Which basic probability theory formula do I use?

Question

I am trying to do the last question shown in red. I would appreciate a walk through. I can understand that the answer is 1/6 by just using my eyes, but I want to use the formula.

I was given this formula but I would never get it to work:

$\Pr[A \cap B] = \Pr[A|B] \cdot \Pr[B]$

I found this but I don't see how it would give me the correct answer:

$\Pr[A \cap B] = \Pr[A] \cdot \Pr[B]$

If someone walks through step by step I would be eternally grateful. It is possible that all of these formulas are the incorrect ones to use...

Answer 1

Our sample space is the six possible outcomes $\{1, 2, 3, 4, 5, 6\}$ that occur when a six-sided die is thrown.
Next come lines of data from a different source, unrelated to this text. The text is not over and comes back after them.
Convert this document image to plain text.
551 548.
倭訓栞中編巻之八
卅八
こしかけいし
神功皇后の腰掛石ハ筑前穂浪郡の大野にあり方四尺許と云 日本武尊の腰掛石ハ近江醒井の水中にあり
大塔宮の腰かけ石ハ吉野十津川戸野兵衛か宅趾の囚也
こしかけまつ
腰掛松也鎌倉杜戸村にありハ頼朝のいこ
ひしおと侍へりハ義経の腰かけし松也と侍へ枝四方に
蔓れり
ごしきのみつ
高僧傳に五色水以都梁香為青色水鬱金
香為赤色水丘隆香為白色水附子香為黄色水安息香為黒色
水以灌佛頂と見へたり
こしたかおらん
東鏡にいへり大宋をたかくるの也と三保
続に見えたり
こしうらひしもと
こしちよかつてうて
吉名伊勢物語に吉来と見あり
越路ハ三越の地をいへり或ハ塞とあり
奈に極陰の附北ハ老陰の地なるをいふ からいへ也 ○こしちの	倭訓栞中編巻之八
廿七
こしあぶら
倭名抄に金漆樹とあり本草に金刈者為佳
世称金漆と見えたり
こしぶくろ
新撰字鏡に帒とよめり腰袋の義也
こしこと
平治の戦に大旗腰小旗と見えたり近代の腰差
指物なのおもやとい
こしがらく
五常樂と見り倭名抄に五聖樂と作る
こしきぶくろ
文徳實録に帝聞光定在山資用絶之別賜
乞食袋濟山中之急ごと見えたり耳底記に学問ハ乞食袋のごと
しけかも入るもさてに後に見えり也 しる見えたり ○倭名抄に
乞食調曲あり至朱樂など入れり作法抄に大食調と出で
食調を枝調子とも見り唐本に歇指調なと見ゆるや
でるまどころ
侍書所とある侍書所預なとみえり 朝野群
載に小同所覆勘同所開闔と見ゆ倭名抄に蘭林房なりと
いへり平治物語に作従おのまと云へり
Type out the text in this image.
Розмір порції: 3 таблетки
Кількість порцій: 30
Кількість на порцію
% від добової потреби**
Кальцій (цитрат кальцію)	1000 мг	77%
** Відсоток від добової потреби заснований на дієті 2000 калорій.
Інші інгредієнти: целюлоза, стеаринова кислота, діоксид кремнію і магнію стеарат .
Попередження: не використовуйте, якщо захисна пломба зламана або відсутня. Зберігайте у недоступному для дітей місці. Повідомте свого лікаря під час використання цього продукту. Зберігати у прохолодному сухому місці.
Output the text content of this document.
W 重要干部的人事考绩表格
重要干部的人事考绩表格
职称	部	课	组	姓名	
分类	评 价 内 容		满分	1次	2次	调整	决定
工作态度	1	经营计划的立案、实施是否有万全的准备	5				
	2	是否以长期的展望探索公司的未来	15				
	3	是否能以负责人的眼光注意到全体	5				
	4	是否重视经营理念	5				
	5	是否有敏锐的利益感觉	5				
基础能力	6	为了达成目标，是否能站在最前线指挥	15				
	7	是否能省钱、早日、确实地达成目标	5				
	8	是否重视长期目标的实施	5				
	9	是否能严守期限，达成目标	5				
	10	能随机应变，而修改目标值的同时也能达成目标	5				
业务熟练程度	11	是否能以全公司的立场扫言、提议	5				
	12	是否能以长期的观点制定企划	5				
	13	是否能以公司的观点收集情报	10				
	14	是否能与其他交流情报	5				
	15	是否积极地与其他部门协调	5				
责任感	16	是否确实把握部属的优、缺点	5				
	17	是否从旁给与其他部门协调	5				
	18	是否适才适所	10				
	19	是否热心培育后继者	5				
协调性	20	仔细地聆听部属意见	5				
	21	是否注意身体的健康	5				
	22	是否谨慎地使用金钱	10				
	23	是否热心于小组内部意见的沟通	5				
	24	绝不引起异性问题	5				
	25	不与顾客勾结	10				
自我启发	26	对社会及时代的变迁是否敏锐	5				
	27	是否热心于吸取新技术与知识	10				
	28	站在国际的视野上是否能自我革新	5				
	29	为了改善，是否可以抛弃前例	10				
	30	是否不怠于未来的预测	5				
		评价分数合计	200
The event $X = \text{even}$ occurs when the throw results in an even number, which is $\{2, 4, 6\}$.

The event that $Y = c$ occurs when the throw results in a number divisible by $3$, which is $\{3, 6\}$.

Since each possible outcome of a fair die is equally likely, $$\Pr(X = \text{even}) = \frac{|\{2, 4, 6\}|}{|\{1, 2, 3, 4, 5, 6\}|} = \frac{3}{6} = \frac{1}{2}$$ and $$\Pr(Y = c) = \frac{|\{3, 6\}|}{|\{1, 2, 3, 4, 5, 6\}|} = \frac{2}{6} = \frac{1}{3}$$ The event that $X = \text{even}$ and $Y = c$ occurs when a $6$ is obtained. Hence, $$\Pr(X = \text{even} \wedge Y = c) = \frac{|\{6\}|}{|\{1, 2, 3, 4, 5, 6\}|} = \frac{1}{6}$$ The conditional probability that $Y = c$ given that $X = \text{even}$ is $$\Pr(Y = c \mid X = \text{even}) = \frac{\Pr(X = \text{even} \wedge Y = c)}{\Pr(X = \text{even})} = \frac{|\{6\}|}{|\{2, 4, 6\}|} = \frac{1}{3}$$ where we take the event that $X = \text{even}$ as our sample space.

Therefore, we have $$\Pr(X = \text{even} \wedge Y = c) = \Pr(Y = c \mid X = \text{even})\Pr(X = \text{even}) = \frac{1}{3} \cdot \frac{1}{2} = \frac{1}{6}$$

The rule that $\Pr(A \cap B) = \Pr(A \mid B)\Pr(B)$ always applies. The rule $\Pr(A \cap B) = \Pr(A)\Pr(B)$ only applies when events $A$ and $B$ are independent, meaning that the occurrence of one event does not affect the probability the other event will occur. In this case, you can verify that the events $\Pr(X = \text{even})$ and $P(Y = c)$ are independent, but that is not always the case.

Answer 2

I think you are just getting confused by the logical operator. The question is asking for the probability that $X(\omega)=even$, and $Y(\omega)=c$ are true. $X(\omega)=even$ is true for $\omega\in \{2,4,6\}$, and $Y(\omega)=c$ is true when $\omega\in \{3,6\}$. Replace the logical statements with their set counterparts and you replace the logical operator with the set operator. $$Pr(\omega \in \{2,4,6\} \cap \omega\in \{3,6\})=Pr(\omega=\{6\})=\frac{1}{6} $$

The probability of the intersection can be done directly, so the first formula you linked isn't necessary, and the second is only true if $A$ and $B$ are independent.